The Bitcoin enthusiast stated that Bitcoin would free many people around the globe if they could have access. “That would make the difference to whether people in developing markets would start being able to receive salaries and payment for goods and services in Bitcoin, or not. I believe Bitcoin’s greatest potential is amongst the unbanked,” she ventured.
According to Susanne, the best way of dealing with these hurdles is to build decentralized solutions. She said:
“Local peer to peer infrastructure need to be built up. More companies like localbitcoins.com, BitPesa and BitRefill would help. More regular meetups to inform people what Bitcoin (and other cryptocurrencies) are and how to use them would help as well.
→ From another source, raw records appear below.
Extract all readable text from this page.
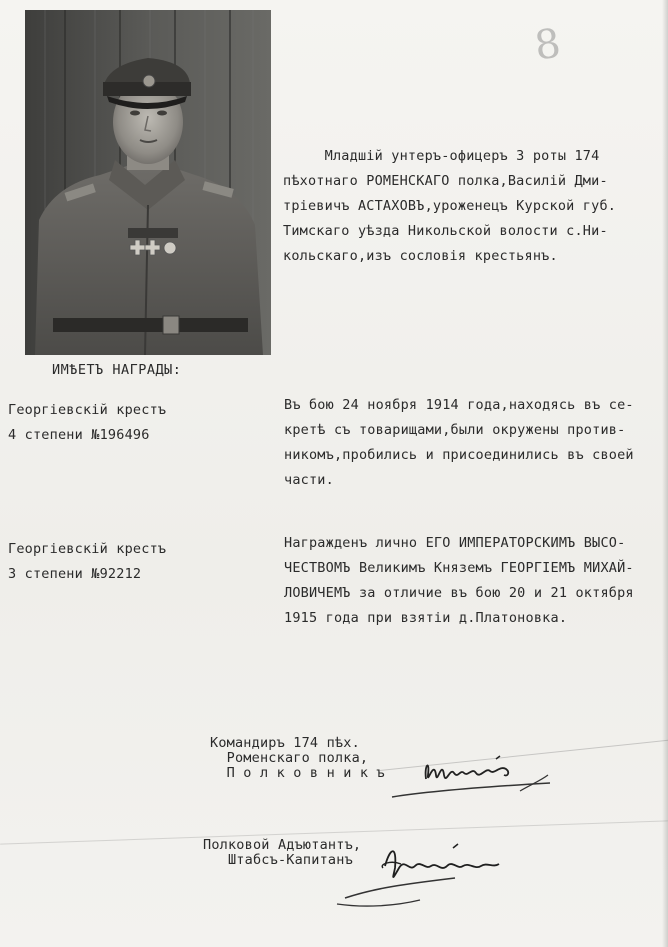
8
Младшiй унтеръ-офицеръ 3 роты 174
пѣхотнаго РОМЕНСКАГО полка,Василiй Дми-
трiевичъ АСТАХОВЪ,уроженецъ Курской губ.
Тимскаго уѣзда Никольской волости с.Ни-
кольскаго,изъ сословiя крестьянъ.
ИМѢЕТЪ НАГРАДЫ:
Георгiевскiй крестъ
4 степени №196496
Въ бою 24 ноября 1914 года,находясь въ се-
кретѣ съ товарищами,были окружены против-
никомъ,пробились и присоединились въ своей
части.
Георгiевскiй крестъ
3 степени №92212
Награжденъ лично ЕГО ИМПЕРАТОРСКИМЪ ВЫСО-
ЧЕСТВОМЪ Великимъ Княземъ ГЕОРГIЕМЪ МИХАЙ-
ЛОВИЧЕМЪ за отличие въ бою 20 и 21 октября
1915 года при взятiи д.Платоновка.
Командиръ 174 пѣх.
Роменскаго полка,
П о л к о в н и к ъ
Полковой Адъютантъ,
Штабсъ-Капитанъ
Bitnation ambassadors, embassies and consulates around the world have been doing a lot concerning educating and empowering local cryptocurrency infrastructure, from organizing meetups to connecting enthusiasts both locally and globally with each other and doing projects that help people in their day-to-day lives, like Bitcoin cards for refugees and so on. We’re currently experimenting with our Decentralized Borderless Voluntary Nation (DBVN) infrastructure on Ethereum to see how we can fund more local governance initiatives using cryptocurrency. It could be everything from experimenting with currency paid solar grids in Ethiopia to supporting education on Blockchain application for governance in Bangladesh. Have a look and contribute with your proposals: https://bitnation.consider.it.”
“I’m not sure if that’s the right question to ask. In my opinion, it’s better to focus on the next generation in emerging markets, than wasting time on audiences that have limited usage and are unlikely ever to adopt it”, Susanne explained when asked to predict when the proverbial grandmother will start using Bitcoin.
“When I’m a grandmother, I’ll be using it.”